Marin Karmitz (* 7. Oktober 1938 in Bukarest, Rumänien) ist ein rumänischstämmiger französischer Filmproduzent, Drehbuchautor und Filmregisseur.

Leben[Bearbeiten]

Als Karmitz neun Jahre alt war, flohen seine Eltern aus Rumänien nach Frankreich, wo er in Paris sein Baccalauréat ablegte und danach das Institut des hautes études cinématographiques besuchte und nach seinem Abschluss als Kameramann arbeitete. Später gründete er die Produktionsfirma und Kinokette MK2, die sich auf Produktion und Vertrieb sogenannter Independent- oder Autorenfilme (vornehmlich Kurzfilme) spezialisiert hat. Außerdem ist er ein erklärter Gegner der Kolorierung von Schwarzweißfilmen, da er der Ansicht ist, ein Kunstwerk habe eine nachträgliche „Verbesserung“ nicht nötig. Im Jahr 2004 weigerte er sich, den Film Die Passion Christi zu vertreiben, was danach von Tarak Ben Ammar übernommen wurde.

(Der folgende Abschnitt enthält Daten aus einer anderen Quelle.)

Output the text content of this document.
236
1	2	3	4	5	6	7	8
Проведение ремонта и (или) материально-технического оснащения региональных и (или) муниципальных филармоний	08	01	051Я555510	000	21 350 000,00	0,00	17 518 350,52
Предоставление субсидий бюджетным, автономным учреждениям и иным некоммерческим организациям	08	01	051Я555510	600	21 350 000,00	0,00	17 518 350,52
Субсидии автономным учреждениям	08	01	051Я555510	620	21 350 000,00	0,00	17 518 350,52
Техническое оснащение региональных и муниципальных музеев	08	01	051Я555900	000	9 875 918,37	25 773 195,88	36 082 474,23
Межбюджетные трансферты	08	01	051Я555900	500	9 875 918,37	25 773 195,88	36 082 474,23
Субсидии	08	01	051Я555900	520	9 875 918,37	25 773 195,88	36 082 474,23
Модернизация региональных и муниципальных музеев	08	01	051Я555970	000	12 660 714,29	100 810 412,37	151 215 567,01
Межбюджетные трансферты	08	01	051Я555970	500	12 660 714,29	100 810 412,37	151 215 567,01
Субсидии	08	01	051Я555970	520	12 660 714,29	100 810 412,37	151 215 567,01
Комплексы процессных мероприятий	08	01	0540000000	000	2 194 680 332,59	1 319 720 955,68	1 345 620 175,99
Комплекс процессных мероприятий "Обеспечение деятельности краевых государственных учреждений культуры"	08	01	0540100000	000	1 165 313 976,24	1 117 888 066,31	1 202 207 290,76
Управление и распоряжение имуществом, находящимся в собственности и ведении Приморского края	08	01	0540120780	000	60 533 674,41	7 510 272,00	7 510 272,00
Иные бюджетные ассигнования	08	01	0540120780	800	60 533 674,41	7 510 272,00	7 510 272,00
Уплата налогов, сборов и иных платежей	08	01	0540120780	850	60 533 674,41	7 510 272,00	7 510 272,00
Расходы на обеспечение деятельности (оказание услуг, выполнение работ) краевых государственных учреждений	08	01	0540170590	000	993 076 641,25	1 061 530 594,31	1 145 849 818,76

Filmographie (Auswahl)[Bearbeiten]

  • 1994: Drei Farben: Weiß (Trzy kolory: Bialy)
  • 1994: Die Hölle (L’Enfer)
  • 1994: Drei Farben: Rot (Trois couleurs: Rouge)
  • 1995: En mai, fais ce qu’il te plaît
  • 1995: Biester (La Cérémonie)
  • 1996: Mod unter Tage (Prea târziu)
  • 1997: Das Leben ist ein Spiel (Rien ne va plus)
  • 1998: Die Stille (Sokout)
  • 1998: Terminus paradis
  • 1999: Die Farbe der Lüge (Au cœur du mensonge)
  • 1999: Petits Frères
  • 1999: Der Wind wird uns tragen (Bad ma ra khahad bord)
  • 2000: Signs & Wonders
  • 2000: Code: unbekannt (Code inconnu: Récit incomplet de divers voyages)
  • 2000: Chabrols süßes Gift (Merci pour le chocolat)
  • 2001: Ich habe dich nicht um eine Liebesgeschichte gebeten (Carrément à l’Ouest)
  • 2001: Kedma
  • 2002: Ten
  • 2002: Die Blume des Bösen (La Fleur du mal)
  • 2007: Paranoid Park
  • 2011: Die Fee (La fée)

Auszeichnungen[Bearbeiten]

Weblinks[Bearbeiten]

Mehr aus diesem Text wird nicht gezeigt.